C'est un vieil Anglais né en 1643, du nom d'Isaac Newton.

En fait, c'est la première des lois du mouvement de Newton qui est responsable des drames de car surfing.

Marcel Thouin, physicien et prof en enseignement des sciences à l'Université de Montréal, me l'a résumée ainsi: «Quand un objet est en mouvement, il a tendance à rester en mouvement, à moins qu'une force ne l'arrête.»

L'objet - l'humain - agrippé à une voiture est donc projeté par en avant si la voiture arrête. Et il est projeté en arrière si elle accélère.

«La seule solution, dit le prof Thouin, c'est de tenir une vitesse constante.»

Je le souligne même si c'est évident: il s'agit là d'une observation, pas d'un conseil!
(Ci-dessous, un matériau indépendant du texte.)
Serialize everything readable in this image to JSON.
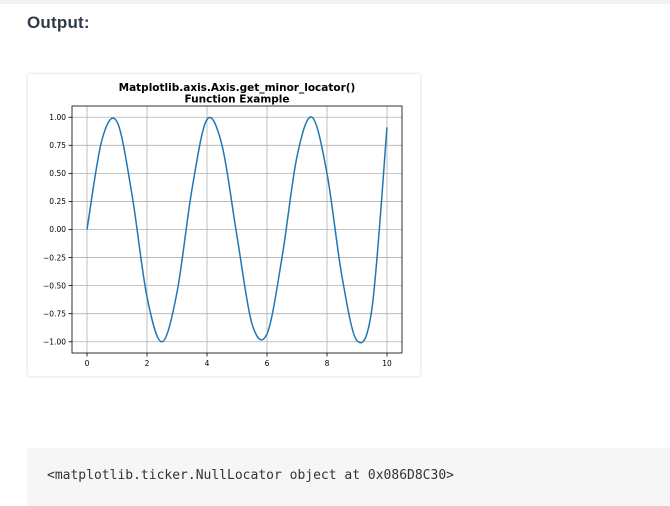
{
  "heading": "Output:",
  "chart_data": {
    "type": "line",
    "title_line1": "Matplotlib.axis.Axis.get_minor_locator()",
    "title_line2": "Function Example",
    "xlabel": "",
    "ylabel": "",
    "xlim": [
      -0.5,
      10.5
    ],
    "ylim": [
      -1.1,
      1.1
    ],
    "x_ticks": [
      0,
      2,
      4,
      6,
      8,
      10
    ],
    "x_tick_labels": [
      "0",
      "2",
      "4",
      "6",
      "8",
      "10"
    ],
    "y_ticks": [
      1.0,
      0.75,
      0.5,
      0.25,
      0.0,
      -0.25,
      -0.5,
      -0.75,
      -1.0
    ],
    "y_tick_labels": [
      "1.00",
      "0.75",
      "0.50",
      "0.25",
      "0.00",
      "−0.25",
      "−0.50",
      "−0.75",
      "−1.00"
    ],
    "grid": true,
    "series": [
      {
        "color": "#1f77b4",
        "x": [
          0.0,
          0.5,
          1.0,
          1.5,
          2.0,
          2.5,
          3.0,
          3.5,
          4.0,
          4.5,
          5.0,
          5.5,
          6.0,
          6.5,
          7.0,
          7.5,
          8.0,
          8.5,
          9.0,
          9.5,
          10.0
        ],
        "y": [
          0.0,
          0.8,
          0.96,
          0.31,
          -0.6,
          -1.0,
          -0.56,
          0.36,
          0.98,
          0.75,
          -0.06,
          -0.84,
          -0.93,
          -0.25,
          0.65,
          1.0,
          0.5,
          -0.42,
          -0.99,
          -0.7,
          0.91
        ]
      }
    ]
  },
  "console_output": "<matplotlib.ticker.NullLocator object at 0x086D8C30>"
}
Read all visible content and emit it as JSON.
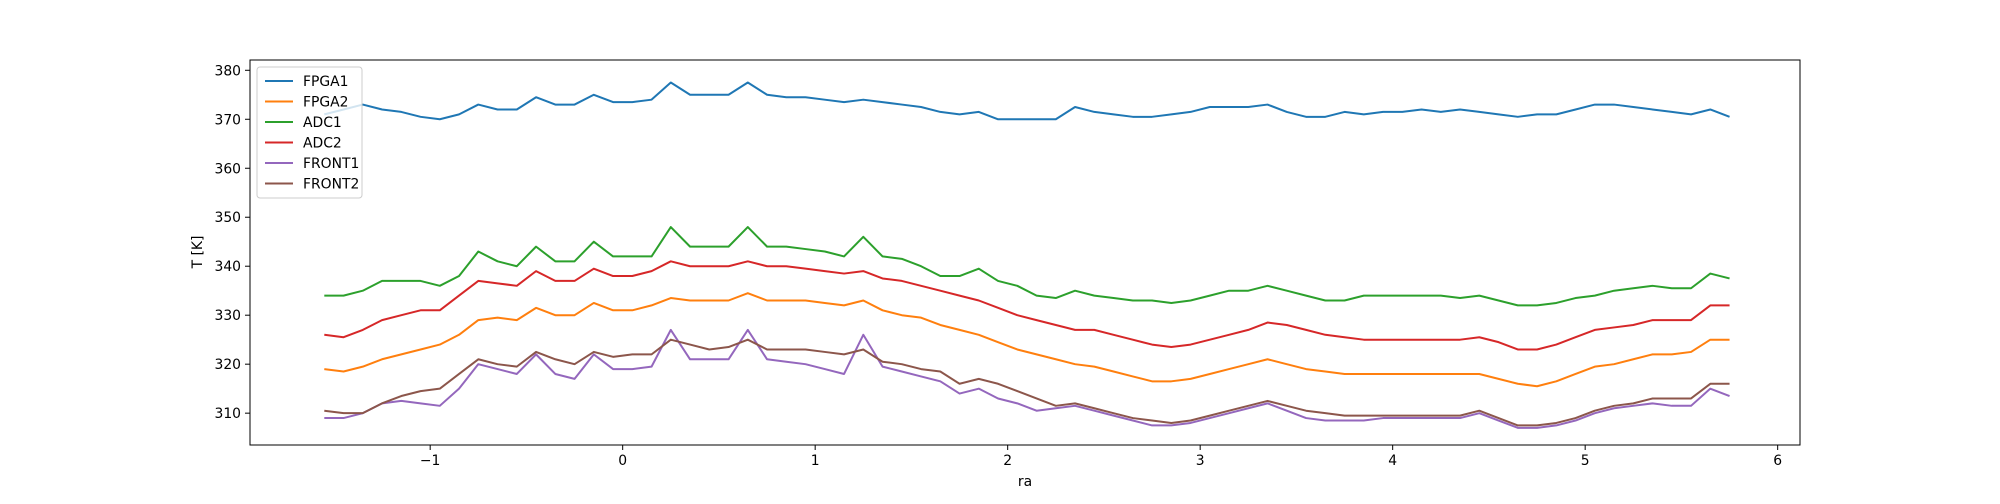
{
  "chart_data": {
    "type": "line",
    "x_label": "ra",
    "y_label": "T [K]",
    "xlim": [
      -1.936,
      6.116
    ],
    "ylim": [
      303.5,
      382.1
    ],
    "xticks": [
      {
        "value": -1,
        "label": "−1"
      },
      0,
      1,
      2,
      3,
      4,
      5,
      6
    ],
    "yticks": [
      310,
      320,
      330,
      340,
      350,
      360,
      370,
      380
    ],
    "legend": "upper left",
    "x": [
      -1.55,
      -1.45,
      -1.35,
      -1.25,
      -1.15,
      -1.05,
      -0.95,
      -0.85,
      -0.75,
      -0.65,
      -0.55,
      -0.45,
      -0.35,
      -0.25,
      -0.15,
      -0.05,
      0.05,
      0.15,
      0.25,
      0.35,
      0.45,
      0.55,
      0.65,
      0.75,
      0.85,
      0.95,
      1.05,
      1.15,
      1.25,
      1.35,
      1.45,
      1.55,
      1.65,
      1.75,
      1.85,
      1.95,
      2.05,
      2.15,
      2.25,
      2.35,
      2.45,
      2.55,
      2.65,
      2.75,
      2.85,
      2.95,
      3.05,
      3.15,
      3.25,
      3.35,
      3.45,
      3.55,
      3.65,
      3.75,
      3.85,
      3.95,
      4.05,
      4.15,
      4.25,
      4.35,
      4.45,
      4.55,
      4.65,
      4.75,
      4.85,
      4.95,
      5.05,
      5.15,
      5.25,
      5.35,
      5.45,
      5.55,
      5.65,
      5.75
    ],
    "series": [
      {
        "name": "FPGA1",
        "color": "#1f77b4",
        "values": [
          371,
          372,
          373,
          372,
          371.5,
          370.5,
          370,
          371,
          373,
          372,
          372,
          374.5,
          373,
          373,
          375,
          373.5,
          373.5,
          374,
          377.5,
          375,
          375,
          375,
          377.5,
          375,
          374.5,
          374.5,
          374,
          373.5,
          374,
          373.5,
          373,
          372.5,
          371.5,
          371,
          371.5,
          370,
          370,
          370,
          370,
          372.5,
          371.5,
          371,
          370.5,
          370.5,
          371,
          371.5,
          372.5,
          372.5,
          372.5,
          373,
          371.5,
          370.5,
          370.5,
          371.5,
          371,
          371.5,
          371.5,
          372,
          371.5,
          372,
          371.5,
          371,
          370.5,
          371,
          371,
          372,
          373,
          373,
          372.5,
          372,
          371.5,
          371,
          372,
          370.5
        ]
      },
      {
        "name": "FPGA2",
        "color": "#ff7f0e",
        "values": [
          319,
          318.5,
          319.5,
          321,
          322,
          323,
          324,
          326,
          329,
          329.5,
          329,
          331.5,
          330,
          330,
          332.5,
          331,
          331,
          332,
          333.5,
          333,
          333,
          333,
          334.5,
          333,
          333,
          333,
          332.5,
          332,
          333,
          331,
          330,
          329.5,
          328,
          327,
          326,
          324.5,
          323,
          322,
          321,
          320,
          319.5,
          318.5,
          317.5,
          316.5,
          316.5,
          317,
          318,
          319,
          320,
          321,
          320,
          319,
          318.5,
          318,
          318,
          318,
          318,
          318,
          318,
          318,
          318,
          317,
          316,
          315.5,
          316.5,
          318,
          319.5,
          320,
          321,
          322,
          322,
          322.5,
          325,
          325
        ]
      },
      {
        "name": "ADC1",
        "color": "#2ca02c",
        "values": [
          334,
          334,
          335,
          337,
          337,
          337,
          336,
          338,
          343,
          341,
          340,
          344,
          341,
          341,
          345,
          342,
          342,
          342,
          348,
          344,
          344,
          344,
          348,
          344,
          344,
          343.5,
          343,
          342,
          346,
          342,
          341.5,
          340,
          338,
          338,
          339.5,
          337,
          336,
          334,
          333.5,
          335,
          334,
          333.5,
          333,
          333,
          332.5,
          333,
          334,
          335,
          335,
          336,
          335,
          334,
          333,
          333,
          334,
          334,
          334,
          334,
          334,
          333.5,
          334,
          333,
          332,
          332,
          332.5,
          333.5,
          334,
          335,
          335.5,
          336,
          335.5,
          335.5,
          338.5,
          337.5
        ]
      },
      {
        "name": "ADC2",
        "color": "#d62728",
        "values": [
          326,
          325.5,
          327,
          329,
          330,
          331,
          331,
          334,
          337,
          336.5,
          336,
          339,
          337,
          337,
          339.5,
          338,
          338,
          339,
          341,
          340,
          340,
          340,
          341,
          340,
          340,
          339.5,
          339,
          338.5,
          339,
          337.5,
          337,
          336,
          335,
          334,
          333,
          331.5,
          330,
          329,
          328,
          327,
          327,
          326,
          325,
          324,
          323.5,
          324,
          325,
          326,
          327,
          328.5,
          328,
          327,
          326,
          325.5,
          325,
          325,
          325,
          325,
          325,
          325,
          325.5,
          324.5,
          323,
          323,
          324,
          325.5,
          327,
          327.5,
          328,
          329,
          329,
          329,
          332,
          332
        ]
      },
      {
        "name": "FRONT1",
        "color": "#9467bd",
        "values": [
          309,
          309,
          310,
          312,
          312.5,
          312,
          311.5,
          315,
          320,
          319,
          318,
          322,
          318,
          317,
          322,
          319,
          319,
          319.5,
          327,
          321,
          321,
          321,
          327,
          321,
          320.5,
          320,
          319,
          318,
          326,
          319.5,
          318.5,
          317.5,
          316.5,
          314,
          315,
          313,
          312,
          310.5,
          311,
          311.5,
          310.5,
          309.5,
          308.5,
          307.5,
          307.5,
          308,
          309,
          310,
          311,
          312,
          310.5,
          309,
          308.5,
          308.5,
          308.5,
          309,
          309,
          309,
          309,
          309,
          310,
          308.5,
          307,
          307,
          307.5,
          308.5,
          310,
          311,
          311.5,
          312,
          311.5,
          311.5,
          315,
          313.5
        ]
      },
      {
        "name": "FRONT2",
        "color": "#8c564b",
        "values": [
          310.5,
          310,
          310,
          312,
          313.5,
          314.5,
          315,
          318,
          321,
          320,
          319.5,
          322.5,
          321,
          320,
          322.5,
          321.5,
          322,
          322,
          325,
          324,
          323,
          323.5,
          325,
          323,
          323,
          323,
          322.5,
          322,
          323,
          320.5,
          320,
          319,
          318.5,
          316,
          317,
          316,
          314.5,
          313,
          311.5,
          312,
          311,
          310,
          309,
          308.5,
          308,
          308.5,
          309.5,
          310.5,
          311.5,
          312.5,
          311.5,
          310.5,
          310,
          309.5,
          309.5,
          309.5,
          309.5,
          309.5,
          309.5,
          309.5,
          310.5,
          309,
          307.5,
          307.5,
          308,
          309,
          310.5,
          311.5,
          312,
          313,
          313,
          313,
          316,
          316
        ]
      }
    ]
  }
}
Pour Marcel Thouin, c'est clair: «Que des jeunes fassent du car surfing montre qu'ils ne comprennent pas les principes scientifiques de base.»

Peut-être, professeur...

Mais tout comme les gobelets de café de McDo nous rappellent que le liquide qu'on s'apprête à boire est très chaud, il faudra peut-être apposer des autocollants explicites sur le toit des véhicules, du genre SI VOUS POUVEZ LIRE CECI ET QUE LE VÉHICULE EST EN MARCHE, VOUS ALLEZ BIENTÔT MOURIR.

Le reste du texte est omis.